Besides the challenge to dictionaries mentioned above, what would induce Madeline to include How Doth the Simple Spelling Bee in her collection? Of course, spelling reform and dictionaries have been tangled up from the beginning, at least in America — Noah Webster advocated simple spelling for decades. That advocacy overlapped with his work on A Compendious Dictionary of the English Language (1806) and An American Dictionary of the English Language (1828), both also in the Kripke Collection.

That would be reason enough, I suppose, yet there may have been another influence. Madeline’s longtime friend, Allen Walker Read, had published an article about “The Spelling Bee: A Linguistic Institution of the American Folk,” in the Publications of the Modern Language Association (1941). How Doth the Simple Spelling Bee obviously trades on spelling bees, but except for a ditty performed by Masticator B. Fellows — “My spelling ‘tis of thee/Sweet land of spelling-bee/Of thee I sing” — bees aren’t mentioned in the story. The parody of “My country ‘tis of thee” underscores the connection Read saw between spelling bees and specifically American social and linguistic behavior. Read does cite other fictional spelling bees,  but not Wister’s, so either he wasn’t aware of Wister’s book, or he found little of interest in it.
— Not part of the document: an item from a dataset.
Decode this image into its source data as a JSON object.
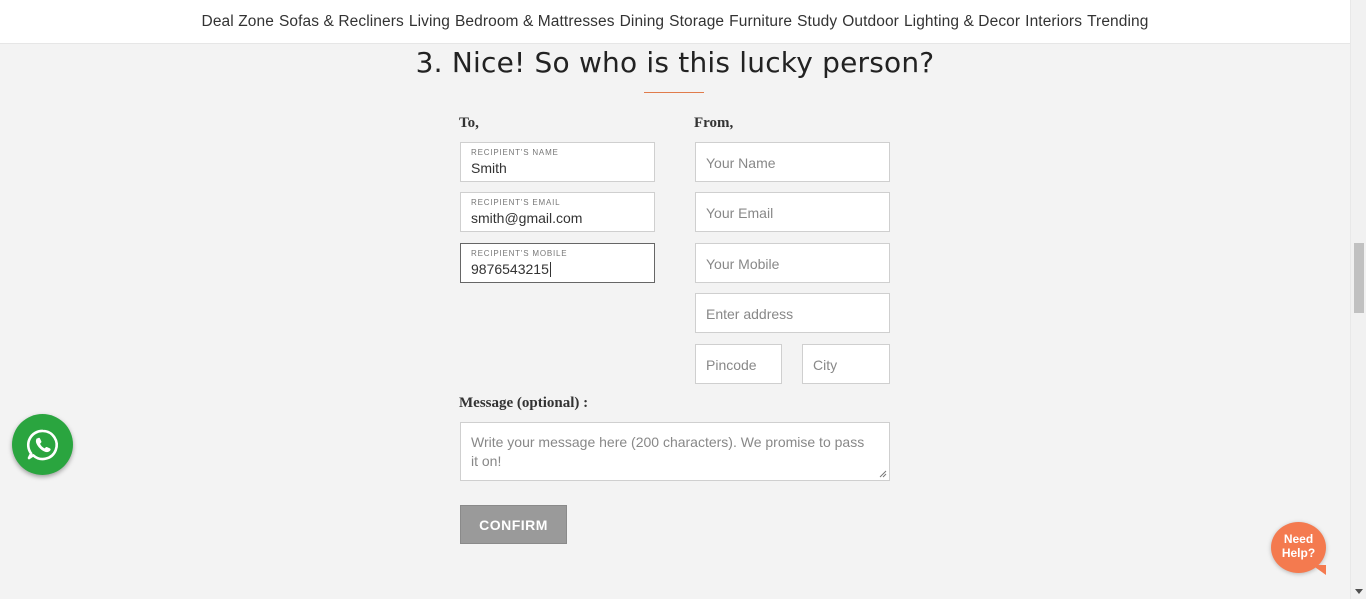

Madeline may have acquired the book at Read’s suggestion, or she may simply have associated the title of Wister’s book with her friend’s interests. Sometimes, collecting gets personal.
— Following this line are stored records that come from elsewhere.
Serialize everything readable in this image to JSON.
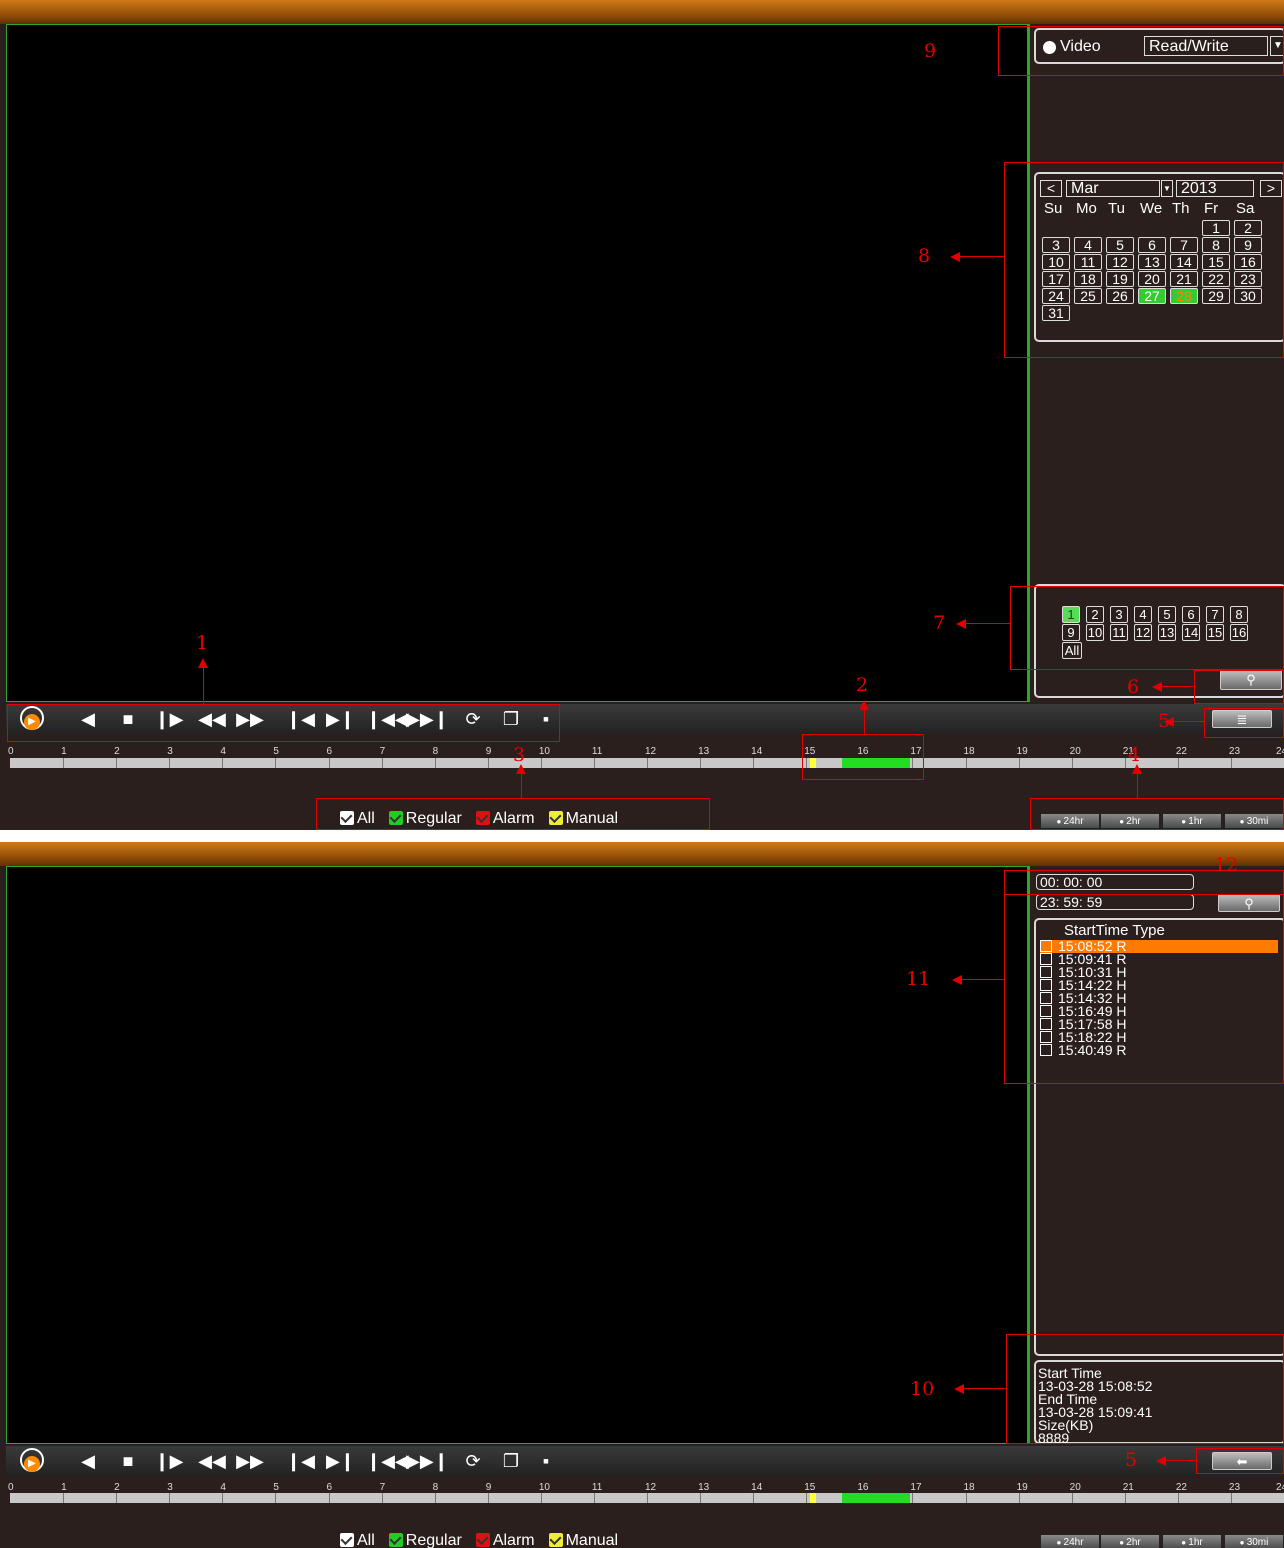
{
  "screen1": {
    "annotations": [
      "1",
      "2",
      "3",
      "4",
      "5",
      "6",
      "7",
      "8",
      "9"
    ],
    "top_panel": {
      "radio_label": "Video",
      "mode_value": "Read/Write"
    },
    "calendar": {
      "prev": "<",
      "next": ">",
      "month": "Mar",
      "year": "2013",
      "weekdays": [
        "Su",
        "Mo",
        "Tu",
        "We",
        "Th",
        "Fr",
        "Sa"
      ],
      "days": [
        "1",
        "2",
        "3",
        "4",
        "5",
        "6",
        "7",
        "8",
        "9",
        "10",
        "11",
        "12",
        "13",
        "14",
        "15",
        "16",
        "17",
        "18",
        "19",
        "20",
        "21",
        "22",
        "23",
        "24",
        "25",
        "26",
        "27",
        "28",
        "29",
        "30",
        "31"
      ],
      "first_weekday_index": 5,
      "highlight_green": "27",
      "highlight_orange": "28"
    },
    "channels": {
      "items": [
        "1",
        "2",
        "3",
        "4",
        "5",
        "6",
        "7",
        "8",
        "9",
        "10",
        "11",
        "12",
        "13",
        "14",
        "15",
        "16"
      ],
      "all_label": "All",
      "selected": "1"
    }
  },
  "screen2": {
    "annotations": [
      "5",
      "10",
      "11",
      "12"
    ],
    "search": {
      "start": "00: 00: 00",
      "end": "23: 59: 59"
    },
    "file_list": {
      "header": "StartTime Type",
      "rows": [
        {
          "time": "15:08:52",
          "type": "R"
        },
        {
          "time": "15:09:41",
          "type": "R"
        },
        {
          "time": "15:10:31",
          "type": "H"
        },
        {
          "time": "15:14:22",
          "type": "H"
        },
        {
          "time": "15:14:32",
          "type": "H"
        },
        {
          "time": "15:16:49",
          "type": "H"
        },
        {
          "time": "15:17:58",
          "type": "H"
        },
        {
          "time": "15:18:22",
          "type": "H"
        },
        {
          "time": "15:40:49",
          "type": "R"
        }
      ]
    },
    "file_info": {
      "start_label": "Start Time",
      "start_value": "13-03-28 15:08:52",
      "end_label": "End Time",
      "end_value": "13-03-28 15:09:41",
      "size_label": "Size(KB)",
      "size_value": "8889"
    }
  },
  "timeline": {
    "hours": [
      "0",
      "1",
      "2",
      "3",
      "4",
      "5",
      "6",
      "7",
      "8",
      "9",
      "10",
      "11",
      "12",
      "13",
      "14",
      "15",
      "16",
      "17",
      "18",
      "19",
      "20",
      "21",
      "22",
      "23",
      "24"
    ],
    "segments": [
      {
        "start_hour": 15.08,
        "end_hour": 15.18,
        "color": "#ffff40"
      },
      {
        "start_hour": 15.18,
        "end_hour": 15.33,
        "color": "#c8c8c8"
      },
      {
        "start_hour": 15.68,
        "end_hour": 16.95,
        "color": "#22dd22"
      }
    ]
  },
  "legend": {
    "all": "All",
    "regular": "Regular",
    "alarm": "Alarm",
    "manual": "Manual",
    "colors": {
      "all": "#ffffff",
      "regular": "#22cc22",
      "alarm": "#dd1111",
      "manual": "#eeee33"
    }
  },
  "zoom": [
    "24hr",
    "2hr",
    "1hr",
    "30mi"
  ],
  "controls": [
    "play-icon",
    "reverse-icon",
    "stop-icon",
    "slow-play-icon",
    "rewind-icon",
    "fast-forward-icon",
    "previous-frame-icon",
    "next-frame-icon",
    "previous-file-icon",
    "next-file-icon",
    "loop-icon",
    "window-icon",
    "square-icon"
  ]
}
Wister’s book raises another interesting theme of collecting, because the Lilly Library already owns a copy of it — why should the library collect a second copy? Were the copy of Wister’s book filled with paratexts like those in Madeline’s copy of The Canting Academy (the subject of a preceding post), one could justify a second copy on that added value. But Madeline’s copy of How Doth the Simple Spelling Bee is run-of-the-mill and so perhaps superfluous. With storage space at a premium, perhaps two copies is too many.

But the Lilly needs both copies, because they were collected for different reasons and speak to different audiences, even though they’re the same book. The Lilly had acquired How Doth the Simple Spelling Bee in the first place because it has a large collection of American literature and Americana, and it was reasonable, then, to hold all of Wister’s books, if possible. Madeline acquired Wister’s book because it represents historical problems of language planning — spelling reform — and language attitudes enacted in the spelling bees held across America every year for centuries. No historian of America at the turn of the twentieth century would expect Wister to have written a book about spelling reform, and they’d learn about it by finding it in the Lilly among the Americana. Scholars of language wouldn’t look to Wister for a book about spelling reform either, but they would find it in a catalogue of the Kripke Collection — they wouldn’t think of reading through the Lilly’s general catalogue for a book they didn’t know even existed. Two copies ensure that everyone who needs to read Wister’s withering take on spelling reform finds it.